I love me some Mulberry too. Like Daren said smoke it, mill it, and cut the limbs for firewood. It excels in all these areas. You can watch some youtube videos for lessons on felling trees next to houses. These guys have 59 videos and they do it right. I bet you can find one that will be close to your situation. If you ask them a question I bet they would help you. I have seen them give advice in other videos to people who ask things. 








.



..


----------



## buroak (Mar 25, 2010)

Picked up 2 Mulberry logs in Jan. milled them to 4/4 and stickered them for several months. Ran them thru the kiln in april and planed them to 3/4". I would sugest milling next batch to 5/4 to compensate for warpage when dring. Wood is almost yellow and a heavy corase grain. very hard sounding. I still have not built anything yet so I cannot coment on workibilty or finishing. sorry.


----------



## cdesautels (May 8, 2011)

I've built a couple pieces out of mulberry. I really like it. It has a course grain like oak, but is quite yellow. It's also quite durable.
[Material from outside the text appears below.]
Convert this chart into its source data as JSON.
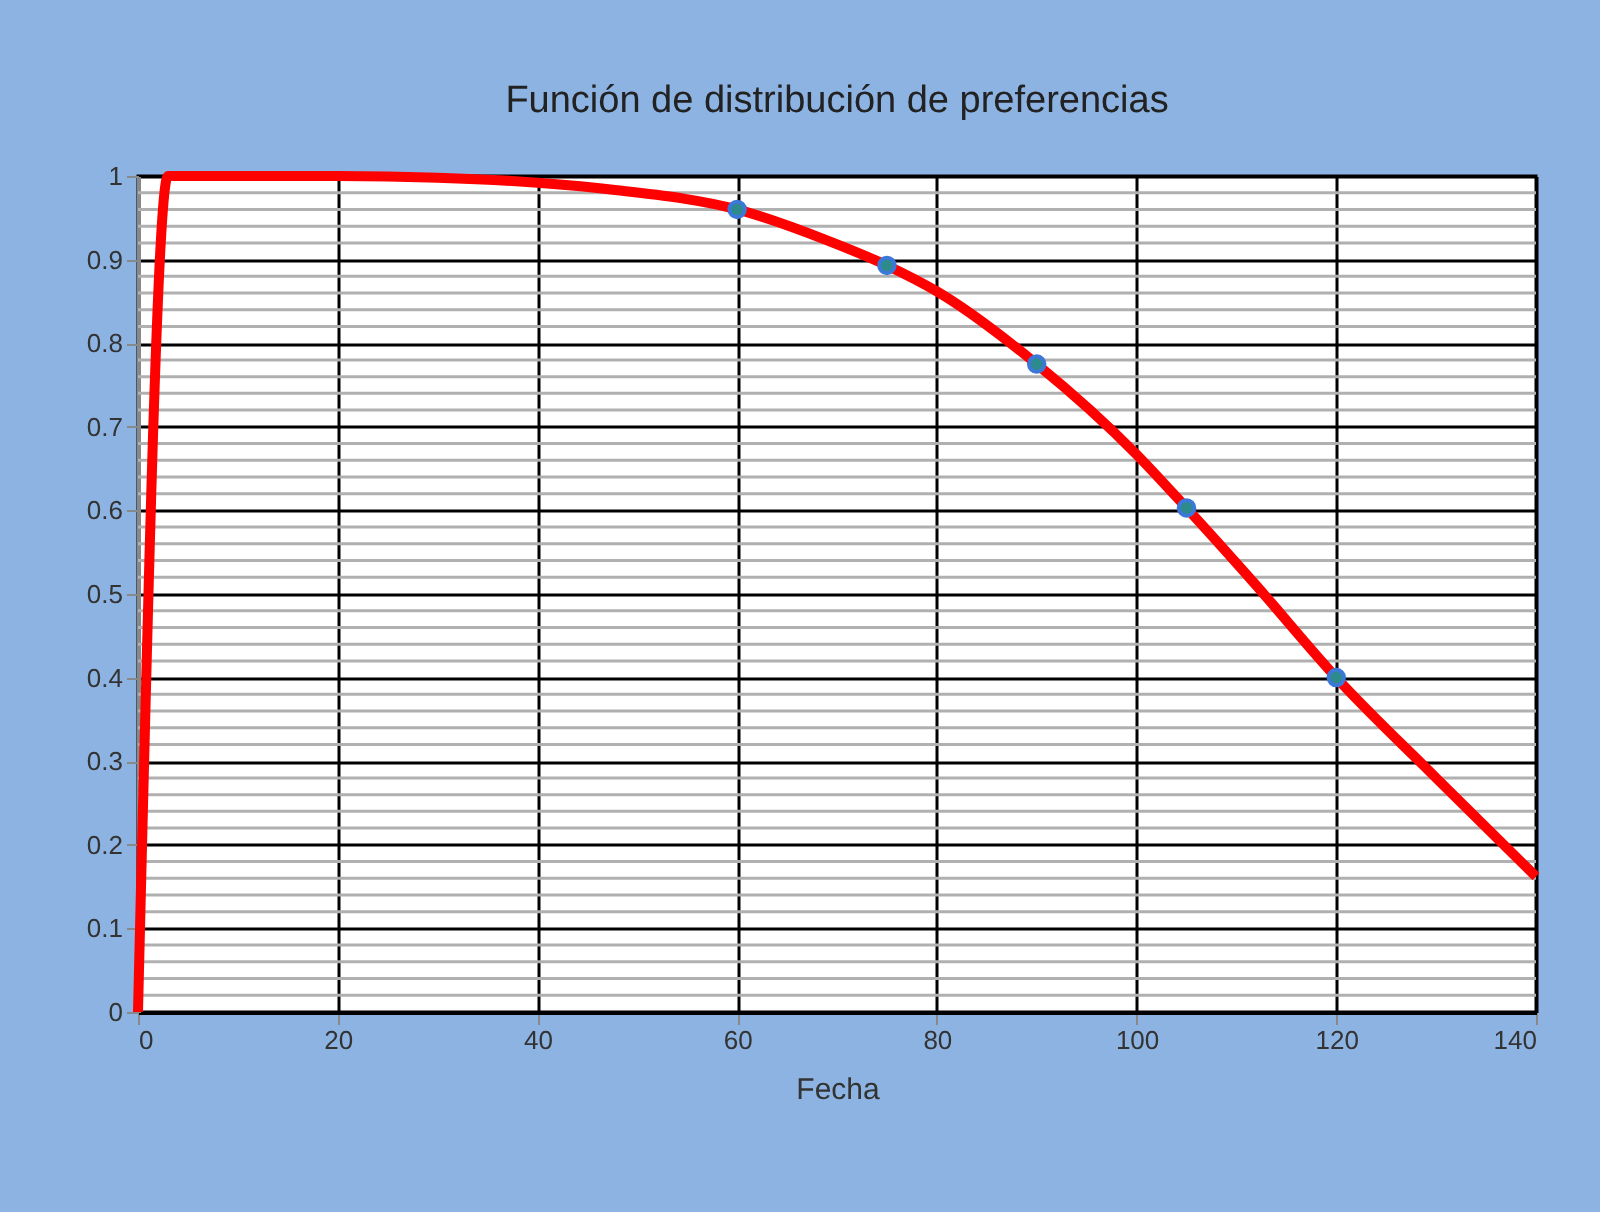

I made a chest of drawers out of cherry with an inlay of Mulberry. The yellow mulberry in the reddish cherry is quite striking.


----------



## txpaulie (Jul 21, 2010)

> I made a chest of drawers out of cherry with an inlay of Mulberry. The yellow mulberry in the reddish cherry is quite striking.


Pics..?:yes:

p


----------



## maxmaggie (Oct 20, 2011)

i am a new member to this site also very new to computers i cannot figure out how to pose a question.please help


----------



## mikeswoods (May 18, 2009)

Return to the 'forum' page-----click on the heading that is most like the subject you are asking about.
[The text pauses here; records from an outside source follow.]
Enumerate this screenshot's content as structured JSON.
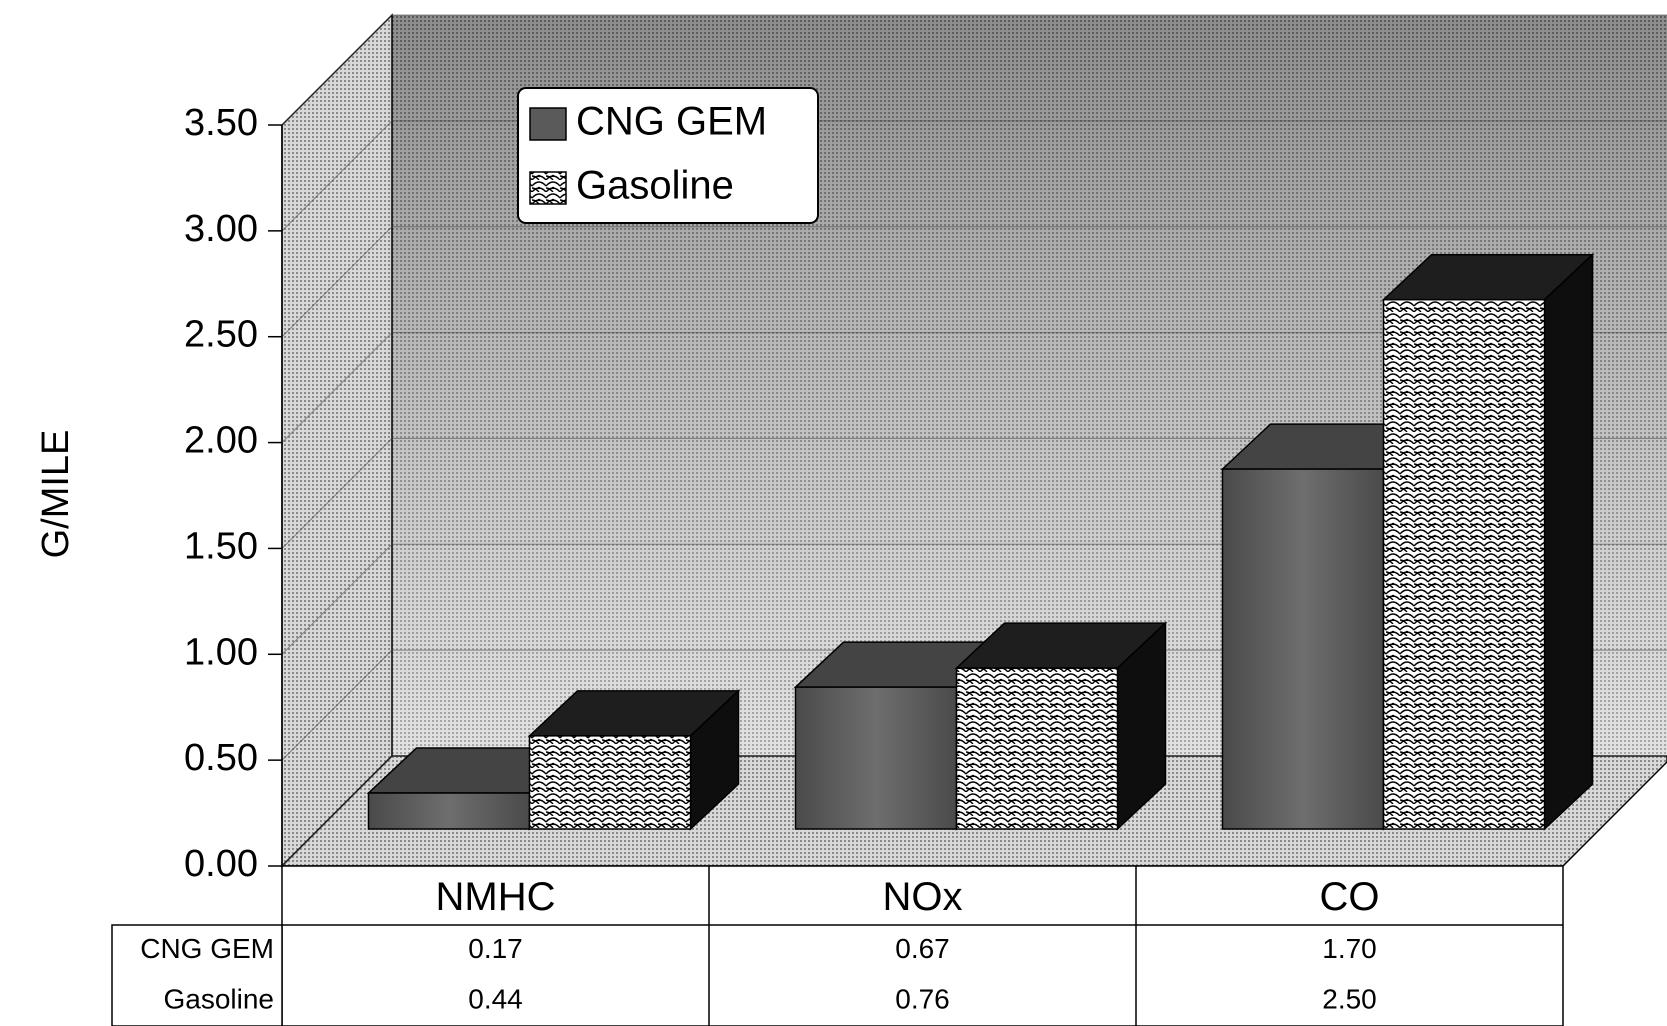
{
  "chart_data": {
    "type": "bar3d",
    "ylabel": "G/MILE",
    "categories": [
      "NMHC",
      "NOx",
      "CO"
    ],
    "series": [
      {
        "name": "CNG GEM",
        "color": "#5a5a5a",
        "values": [
          0.17,
          0.67,
          1.7
        ],
        "value_labels": [
          "0.17",
          "0.67",
          "1.70"
        ]
      },
      {
        "name": "Gasoline",
        "color": "#ffffff",
        "values": [
          0.44,
          0.76,
          2.5
        ],
        "value_labels": [
          "0.44",
          "0.76",
          "2.50"
        ]
      }
    ],
    "ylim": [
      0,
      3.5
    ],
    "yticks": [
      {
        "value": 0,
        "label": "0.00"
      },
      {
        "value": 0.5,
        "label": "0.50"
      },
      {
        "value": 1,
        "label": "1.00"
      },
      {
        "value": 1.5,
        "label": "1.50"
      },
      {
        "value": 2,
        "label": "2.00"
      },
      {
        "value": 2.5,
        "label": "2.50"
      },
      {
        "value": 3,
        "label": "3.00"
      },
      {
        "value": 3.5,
        "label": "3.50"
      }
    ],
    "grid": true,
    "legend": "top-left",
    "data_table": true
  }
}
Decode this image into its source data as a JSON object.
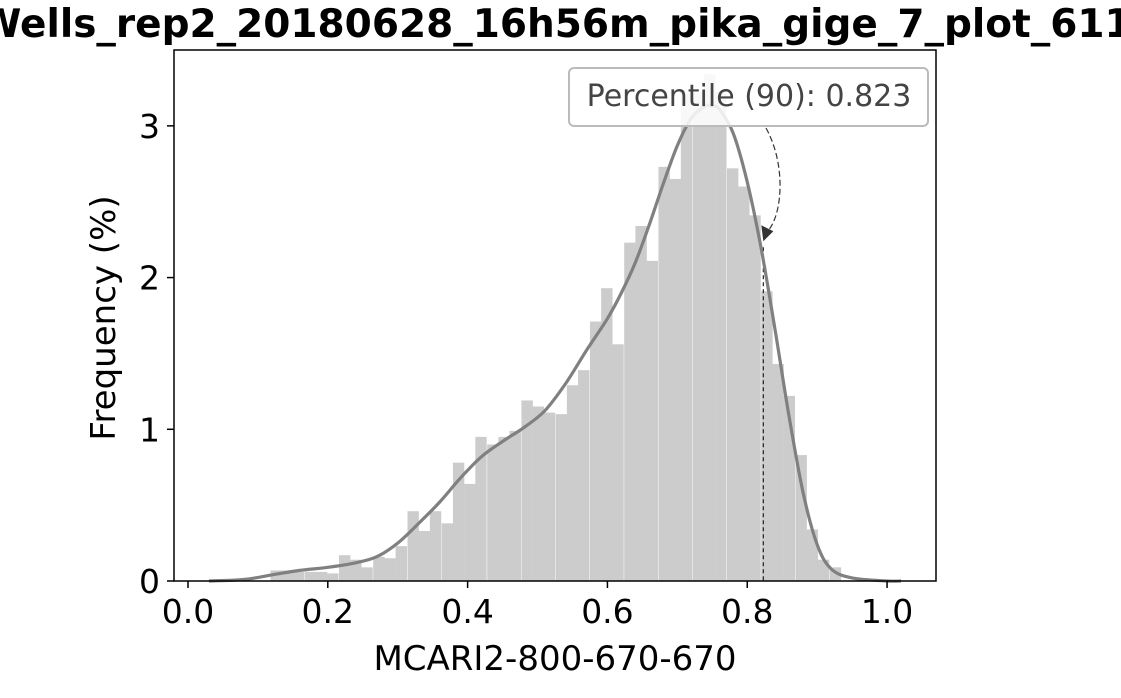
{
  "chart_data": {
    "type": "histogram",
    "title": "Wells_rep2_20180628_16h56m_pika_gige_7_plot_611",
    "xlabel": "MCARI2-800-670-670",
    "ylabel": "Frequency (%)",
    "xlim": [
      -0.02,
      1.07
    ],
    "ylim": [
      0,
      3.5
    ],
    "xticks": [
      0.0,
      0.2,
      0.4,
      0.6,
      0.8,
      1.0
    ],
    "xtick_labels": [
      "0.0",
      "0.2",
      "0.4",
      "0.6",
      "0.8",
      "1.0"
    ],
    "yticks": [
      0,
      1,
      2,
      3
    ],
    "ytick_labels": [
      "0",
      "1",
      "2",
      "3"
    ],
    "bin_width": 0.0163,
    "bins": [
      {
        "x0": 0.118,
        "h": 0.07
      },
      {
        "x0": 0.134,
        "h": 0.07
      },
      {
        "x0": 0.15,
        "h": 0.06
      },
      {
        "x0": 0.167,
        "h": 0.06
      },
      {
        "x0": 0.183,
        "h": 0.06
      },
      {
        "x0": 0.199,
        "h": 0.05
      },
      {
        "x0": 0.216,
        "h": 0.17
      },
      {
        "x0": 0.232,
        "h": 0.14
      },
      {
        "x0": 0.248,
        "h": 0.09
      },
      {
        "x0": 0.265,
        "h": 0.16
      },
      {
        "x0": 0.281,
        "h": 0.15
      },
      {
        "x0": 0.297,
        "h": 0.23
      },
      {
        "x0": 0.314,
        "h": 0.46
      },
      {
        "x0": 0.33,
        "h": 0.33
      },
      {
        "x0": 0.346,
        "h": 0.46
      },
      {
        "x0": 0.363,
        "h": 0.38
      },
      {
        "x0": 0.379,
        "h": 0.78
      },
      {
        "x0": 0.395,
        "h": 0.64
      },
      {
        "x0": 0.411,
        "h": 0.95
      },
      {
        "x0": 0.428,
        "h": 0.9
      },
      {
        "x0": 0.444,
        "h": 0.95
      },
      {
        "x0": 0.46,
        "h": 0.99
      },
      {
        "x0": 0.477,
        "h": 1.19
      },
      {
        "x0": 0.493,
        "h": 1.15
      },
      {
        "x0": 0.509,
        "h": 1.11
      },
      {
        "x0": 0.526,
        "h": 1.1
      },
      {
        "x0": 0.542,
        "h": 1.29
      },
      {
        "x0": 0.558,
        "h": 1.39
      },
      {
        "x0": 0.575,
        "h": 1.71
      },
      {
        "x0": 0.591,
        "h": 1.93
      },
      {
        "x0": 0.607,
        "h": 1.56
      },
      {
        "x0": 0.624,
        "h": 2.23
      },
      {
        "x0": 0.64,
        "h": 2.34
      },
      {
        "x0": 0.656,
        "h": 2.11
      },
      {
        "x0": 0.673,
        "h": 2.73
      },
      {
        "x0": 0.689,
        "h": 2.65
      },
      {
        "x0": 0.705,
        "h": 3.22
      },
      {
        "x0": 0.722,
        "h": 3.22
      },
      {
        "x0": 0.738,
        "h": 3.34
      },
      {
        "x0": 0.754,
        "h": 3.23
      },
      {
        "x0": 0.771,
        "h": 2.72
      },
      {
        "x0": 0.787,
        "h": 2.6
      },
      {
        "x0": 0.803,
        "h": 2.41
      },
      {
        "x0": 0.82,
        "h": 1.91
      },
      {
        "x0": 0.836,
        "h": 1.43
      },
      {
        "x0": 0.852,
        "h": 1.22
      },
      {
        "x0": 0.869,
        "h": 0.83
      },
      {
        "x0": 0.885,
        "h": 0.34
      },
      {
        "x0": 0.901,
        "h": 0.14
      },
      {
        "x0": 0.918,
        "h": 0.09
      }
    ],
    "kde": {
      "x": [
        0.03,
        0.08,
        0.12,
        0.16,
        0.2,
        0.24,
        0.27,
        0.3,
        0.33,
        0.36,
        0.39,
        0.42,
        0.45,
        0.48,
        0.51,
        0.54,
        0.57,
        0.6,
        0.62,
        0.64,
        0.66,
        0.68,
        0.7,
        0.72,
        0.74,
        0.75,
        0.76,
        0.78,
        0.8,
        0.82,
        0.84,
        0.86,
        0.88,
        0.9,
        0.92,
        0.95,
        1.0,
        1.02
      ],
      "y": [
        0.0,
        0.01,
        0.04,
        0.07,
        0.09,
        0.12,
        0.16,
        0.25,
        0.38,
        0.52,
        0.68,
        0.82,
        0.92,
        1.01,
        1.12,
        1.3,
        1.52,
        1.73,
        1.9,
        2.1,
        2.35,
        2.62,
        2.87,
        3.05,
        3.13,
        3.13,
        3.11,
        2.95,
        2.63,
        2.19,
        1.65,
        1.08,
        0.58,
        0.24,
        0.08,
        0.02,
        0.0,
        0.0
      ]
    },
    "percentile_line": {
      "x": 0.823,
      "y": 2.2
    },
    "annotation": {
      "text": "Percentile (90): 0.823"
    },
    "colors": {
      "bars": "#cccccc",
      "kde": "#808080",
      "annotation_border": "#bbbbbb",
      "annotation_text": "#444444"
    },
    "grid": false,
    "legend": "none"
  }
}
For example: Forestry and logging---at the top of the page on the left you will see a box marked 'New Topic' --Click on that and you will be all set.---Mike---


----------



## qbilder (Dec 19, 2010)

Mulberry is awesome. Certainly worth milling. It's hard & yellow like osage, and will turn dark chocolate brown over time with exposure. Kinda heavy, too.

Some slabs I got from an abandoned trailer park tree & some turning blanks I cut for my cues:


----------



## dbhost (Jan 28, 2008)

Yep, that looks about right.

Got a 4 day weekend, I need to get the chain saw tuned up and get after this...


----------



## cdesautels (May 8, 2011)

*Mulberry for furniture*

I've used mulberry a couple of times in furniture. It's strong, easy to work and the grain is often quite interesting. Perhaps that's because the trees tend to grow in a knarled fashion.

It has a large open grain similiar to oak, but the wood has a very yellow color. It will darken over time. Not as drastically as cherry, but a noticable amount.

I've used the wood as the primary material for the piece and as a veneer inlay. I like it a lot and definitely worth milling into lumber


----------